Tout d’abord parlons des horaires, nous commençons à 9h et prendrons une pause de 12h à 13h puis nous enchainerons l’après-midi jusqu’à 17h. Je n’ai pas besoin de vous rappeler que la ponctualité est nécessaire évidemment, nous ne sommes plus à l’école, nous sommes tous responsables de nos actes n’est-ce pas.
—Qu’est-ce que la timidité ? vous le savez tous bien sur puisque vous êtes là. Il sourit en découvrant une dentition impeccable. Petite vague d’ébaubissement doublée de connivence dans la salle. Certaines semblent se détendre tandis que d’autres n’hésitent pas à se tripoter le menton, à se fourrer un doigt dans une oreille ou une narine.
— qu’est ce que la timidité martèle le gonze en attendant visiblement que quelqu’un lève le doigt pour lui répondre.
— C’est mon problème principal dans la vie dit une jeune femme au fond de la salle.
— non, attend... Brigitte c’est ça ?, ce n’est pas la bonne façon d’intervenir. Je te le dis à toi mais c’est valable pour tous. Si vous voulez intervenir, vous effectuez un petit signe de la main et vous vous levez ensuite quand c’est à vous de parler, vous ne restez pas assis sur votre chaise.

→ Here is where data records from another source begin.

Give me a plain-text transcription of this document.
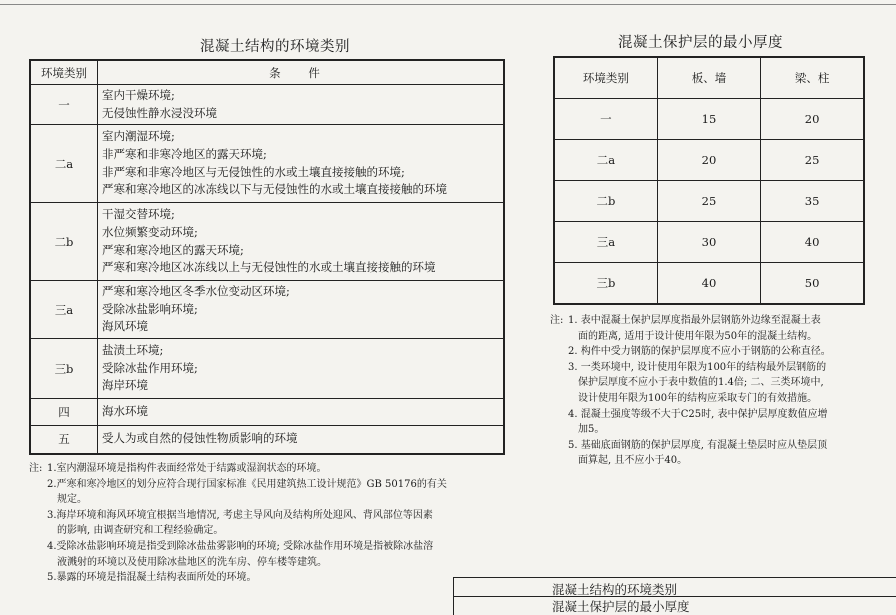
混凝土结构的环境类别
环境类别	条 件
一	室内干燥环境;
无侵蚀性静水浸没环境

二a	室内潮湿环境;
非严寒和非寒冷地区的露天环境;
非严寒和非寒冷地区与无侵蚀性的水或土壤直接接触的环境;
严寒和寒冷地区的冰冻线以下与无侵蚀性的水或土壤直接接触的环境

二b	干湿交替环境;
水位频繁变动环境;
严寒和寒冷地区的露天环境;
严寒和寒冷地区冰冻线以上与无侵蚀性的水或土壤直接接触的环境

三a	严寒和寒冷地区冬季水位变动区环境;
受除冰盐影响环境;
海风环境

三b	盐渍土环境;
受除冰盐作用环境;
海岸环境

四	海水环境

五	受人为或自然的侵蚀性物质影响的环境
混凝土保护层的最小厚度
环境类别	板、墙	梁、柱
一	15	20
二a	20	25
二b	25	35
三a	30	40
三b	40	50
注: 1.室内潮湿环境是指构件表面经常处于结露或湿润状态的环境。
2.严寒和寒冷地区的划分应符合现行国家标准《民用建筑热工设计规范》GB 50176的有关
规定。
3.海岸环境和海风环境宜根据当地情况, 考虑主导风向及结构所处迎风、背风部位等因素
的影响, 由调查研究和工程经验确定。
4.受除冰盐影响环境是指受到除冰盐盐雾影响的环境; 受除冰盐作用环境是指被除冰盐溶
液溅射的环境以及使用除冰盐地区的洗车房、停车楼等建筑。
5.暴露的环境是指混凝土结构表面所处的环境。
注: 1. 表中混凝土保护层厚度指最外层钢筋外边缘至混凝土表
面的距离, 适用于设计使用年限为50年的混凝土结构。
2. 构件中受力钢筋的保护层厚度不应小于钢筋的公称直径。
3. 一类环境中, 设计使用年限为100年的结构最外层钢筋的
保护层厚度不应小于表中数值的1.4倍; 二、三类环境中,
设计使用年限为100年的结构应采取专门的有效措施。
4. 混凝土强度等级不大于C25时, 表中保护层厚度数值应增
加5。
5. 基础底面钢筋的保护层厚度, 有混凝土垫层时应从垫层顶
面算起, 且不应小于40。
混凝土结构的环境类别
混凝土保护层的最小厚度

La jeune femme est cramoisie et se confond en excuses. Oui bien sur Philippe excusez, excuse moi... elle se rassoit et lève la main.
Sur quoi le Philippe en question enchaine sans plus la regarder. La timidité est donc un problème c’est ainsi que vous désirez la vivre n’est-ce pas ? comme un problème et il a une sorte de petit sourire entendu. Mais le saviez-vous ... votre timidité n’est rien d’autre que votre orgueil, cet orgueil que vous n’osez pas assumer vis à vis des autres....
Je crois que c’est à partir de ce moment là que j’ai commencé à décrocher. Dès le premier jour, dès la première heure. Encore une fois de plus je me suis retrouvé comme un con avec de nombreux regrets sur ma façon d’effectuer des choix.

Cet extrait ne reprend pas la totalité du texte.